Familiäre Zusammenhänge

Wir waren Auswanderer. Mein Vater, mein Bruder Günther, meine Stiefmutter und die zwei Stiefbrüder. Vater hatte sich von meiner Mutter vor einigen Jahren scheiden lassen, und sich bald wieder verheiratet. Vor nicht allzu langer Zeit hatte er Günther und mich zu sich genommen, und auch in seiner zweiten Ehe hatten zwei Kinder das Licht der Welt erblickt.
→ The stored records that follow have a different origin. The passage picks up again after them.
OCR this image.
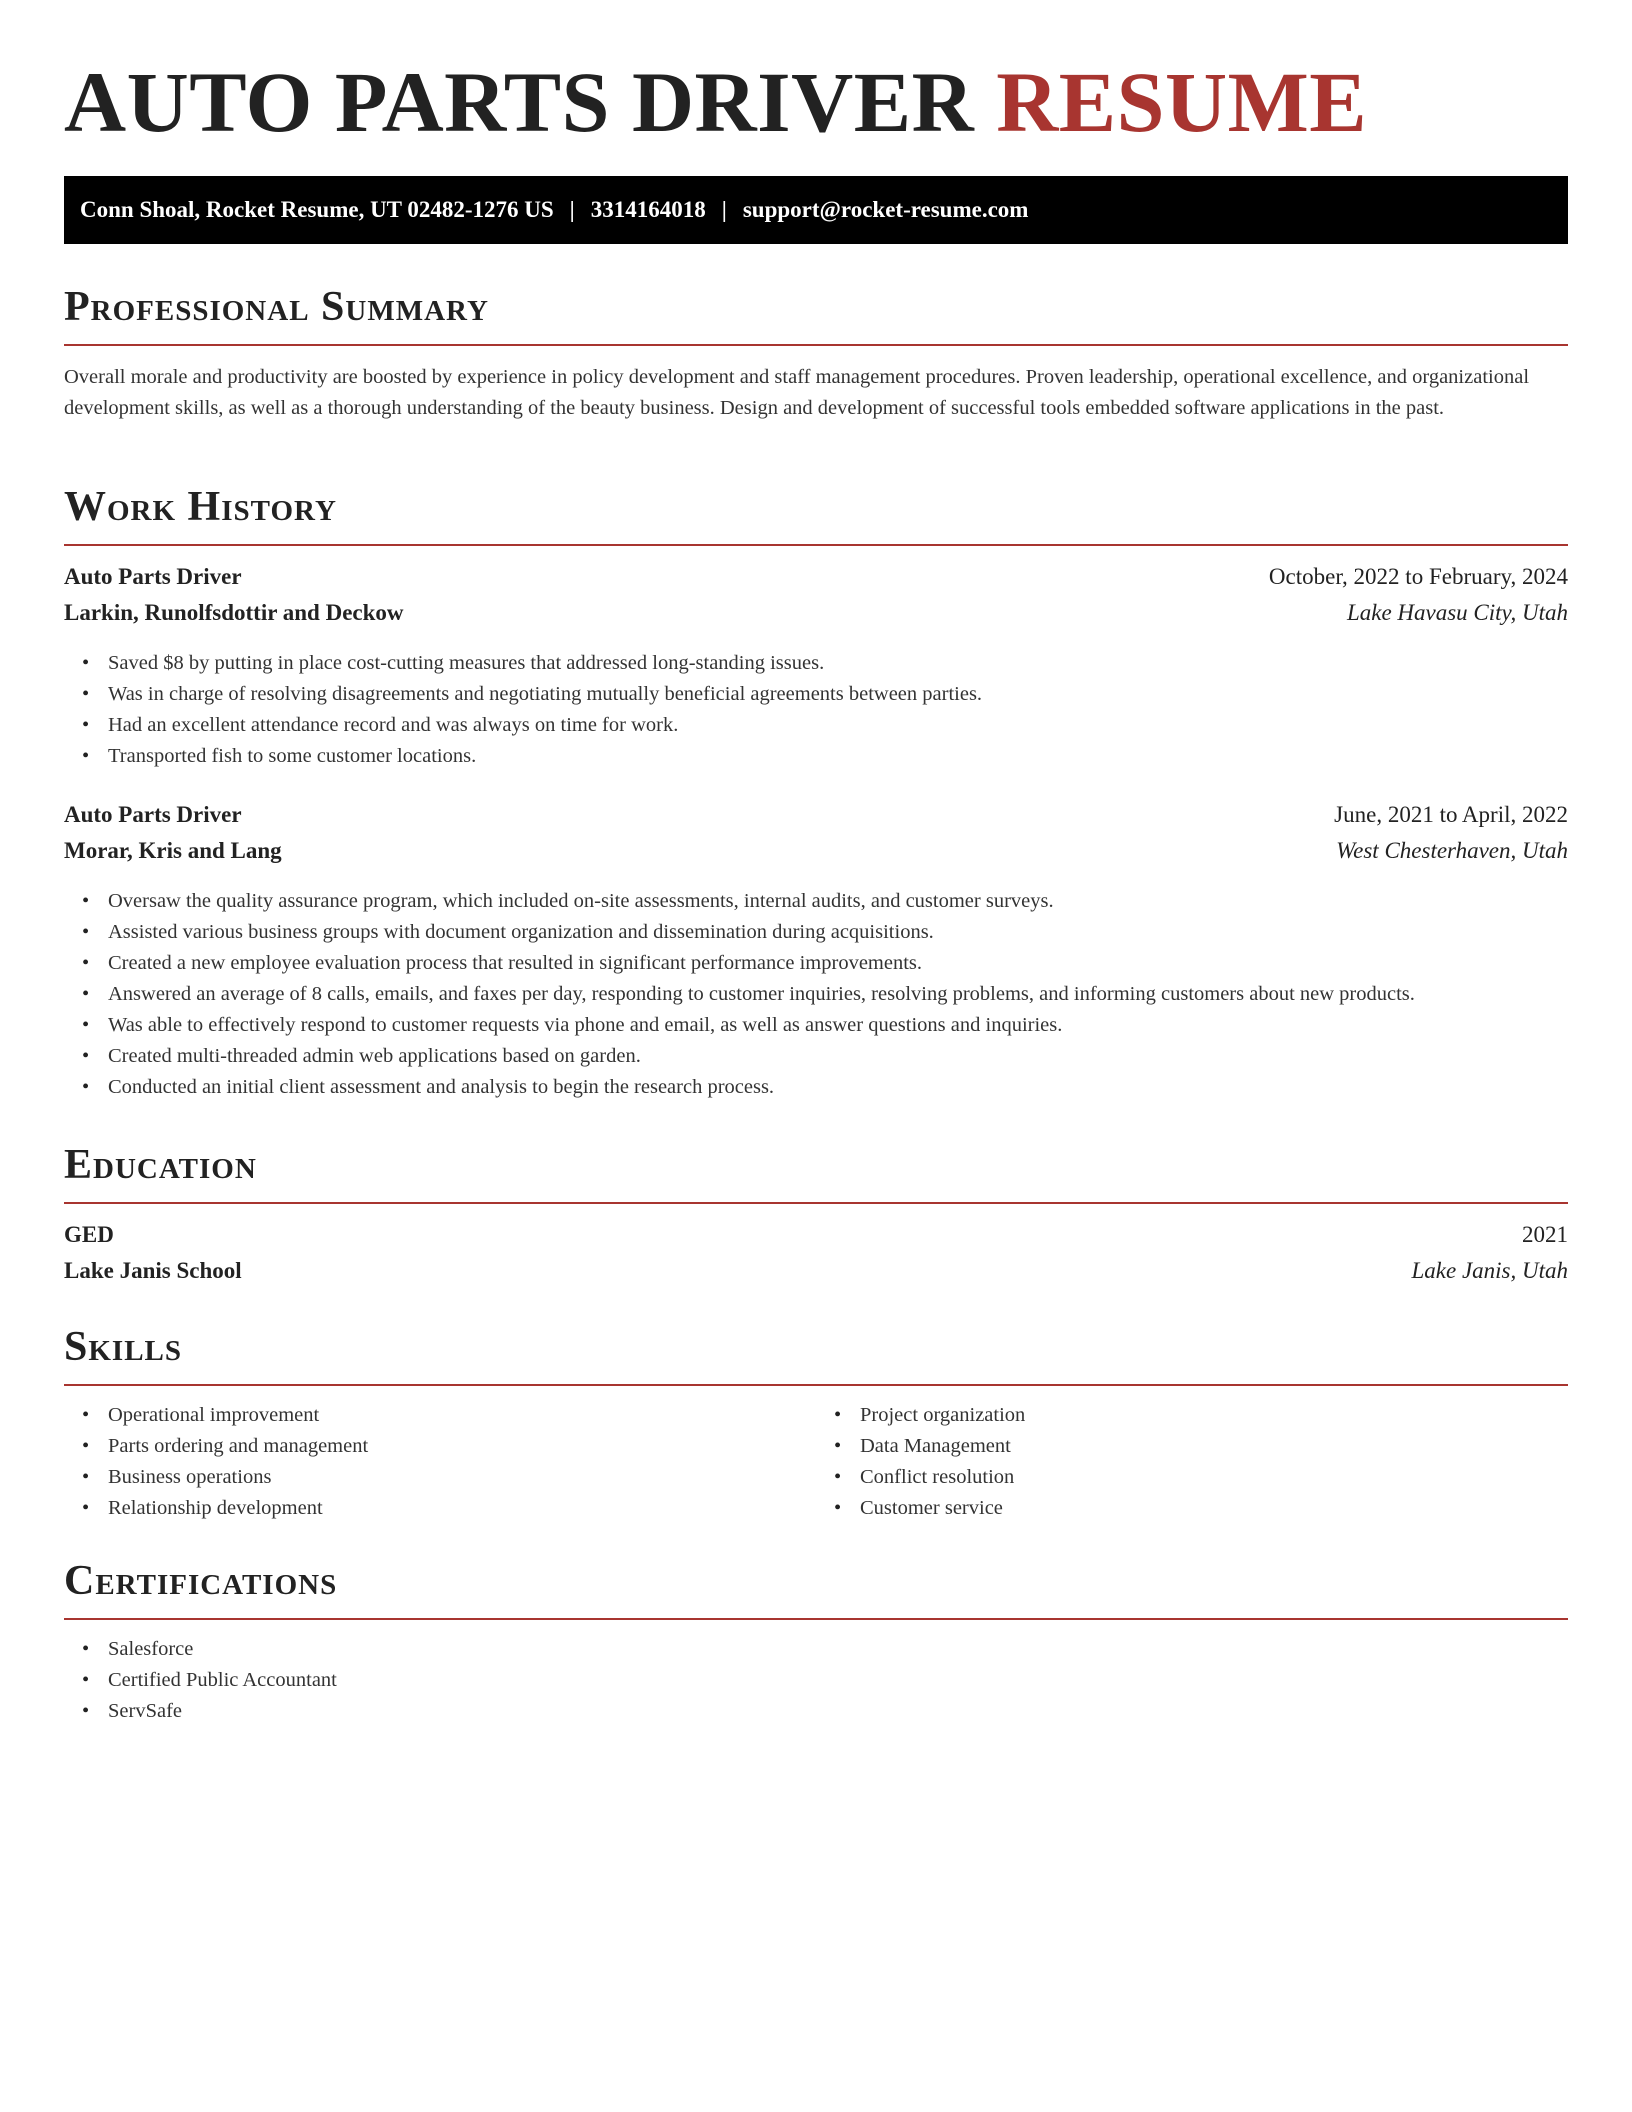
AUTO PARTS DRIVER RESUME
Conn Shoal, Rocket Resume, UT 02482-1276 US | 3314164018 | support@rocket-resume.com
Professional Summary

Overall morale and productivity are boosted by experience in policy development and staff management procedures. Proven leadership, operational excellence, and organizational development skills, as well as a thorough understanding of the beauty business. Design and development of successful tools embedded software applications in the past.

Work History
Auto Parts Driver	October, 2022 to February, 2024
Larkin, Runolfsdottir and Deckow	Lake Havasu City, Utah
• Saved $8 by putting in place cost-cutting measures that addressed long-standing issues.
• Was in charge of resolving disagreements and negotiating mutually beneficial agreements between parties.
• Had an excellent attendance record and was always on time for work.
• Transported fish to some customer locations.
Auto Parts Driver	June, 2021 to April, 2022
Morar, Kris and Lang	West Chesterhaven, Utah
• Oversaw the quality assurance program, which included on-site assessments, internal audits, and customer surveys.
• Assisted various business groups with document organization and dissemination during acquisitions.
• Created a new employee evaluation process that resulted in significant performance improvements.
• Answered an average of 8 calls, emails, and faxes per day, responding to customer inquiries, resolving problems, and informing customers about new products.
• Was able to effectively respond to customer requests via phone and email, as well as answer questions and inquiries.
• Created multi-threaded admin web applications based on garden.
• Conducted an initial client assessment and analysis to begin the research process.
Education
GED	2021
Lake Janis School	Lake Janis, Utah
Skills
• Operational improvement
• Parts ordering and management
• Business operations
• Relationship development
• Project organization
• Data Management
• Conflict resolution
• Customer service
Certifications
• Salesforce
• Certified Public Accountant
• ServSafe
Alle waren sie hell begeistert, dass sie nach Amerika kamen. Auch für Günther war es vielleicht die Erfüllung seiner Träume. Er versprach sich allerhand Abenteuer dabei, hoffte auf noch nie dagewesene Heldentaten, die er zu vollbringen gedachte.
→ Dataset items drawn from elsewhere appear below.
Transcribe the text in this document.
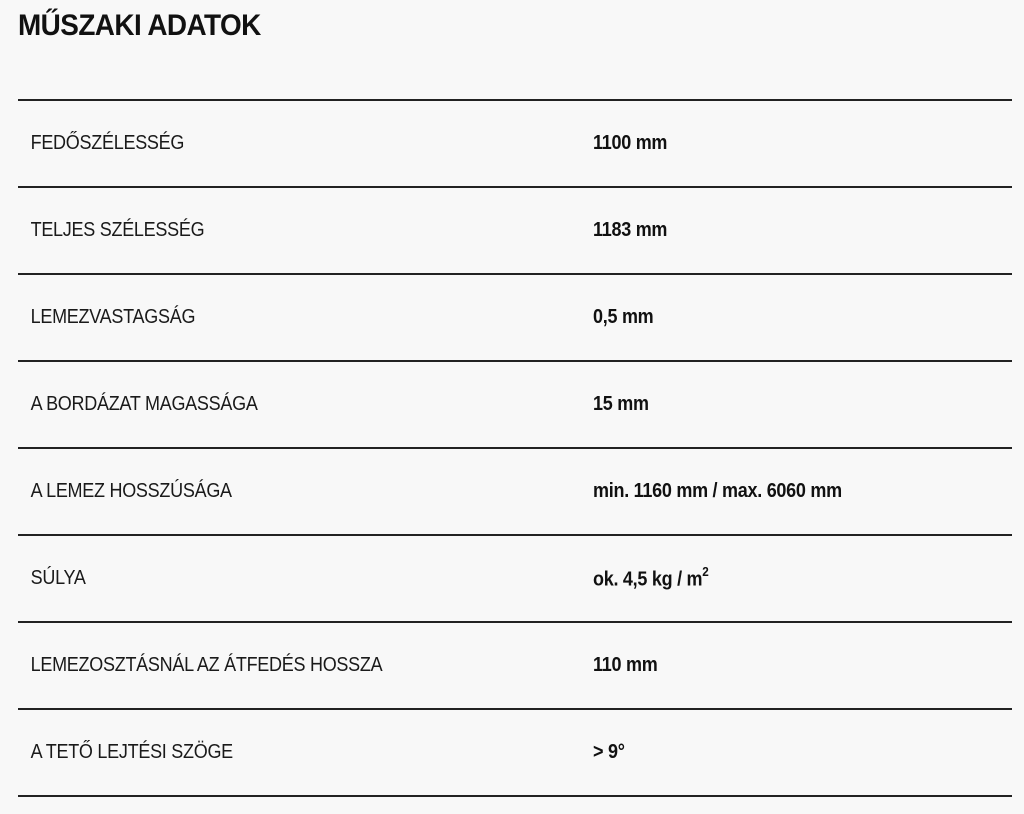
MŰSZAKI ADATOK
FEDŐSZÉLESSÉG	1100 mm
TELJES SZÉLESSÉG	1183 mm
LEMEZVASTAGSÁG	0,5 mm
A BORDÁZAT MAGASSÁGA	15 mm
A LEMEZ HOSSZÚSÁGA	min. 1160 mm / max. 6060 mm
SÚLYA	ok. 4,5 kg / $m^2$
LEMEZOSZTÁSNÁL AZ ÁTFEDÉS HOSSZA	110 mm
A TETŐ LEJTÉSI SZÖGE	> 9°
Vater hatte schon einige Zeit vor der Abreise Unterricht in Spanisch genommen, und da er schon früher einmal in Brasilien gewesen war, fand er sich in alles schnell zurecht. Spanisch und Portugiesisch beherrschte er fast vollkommen, und er wusste, dass er auch das Klima vertragen würde. Somit waren also alle Voraussetzungen für einen Aufenthalt in den Tropen vorhanden.

Ich hatte das wenigste Interesse an dieser Amerikafahrt. Am Liebsten wäre ich in Deutschland bei meiner Mutter geblieben, von der ich nicht einmal hatte Abschied nehmen können. Vater wollte es nicht, das Abschiednehmen. Ich konnte nichts dagegen tun, absolut nichts.

Vielleicht war es besser so, es hätte viele Tränen gekostet. Schmerzhafte Tränen.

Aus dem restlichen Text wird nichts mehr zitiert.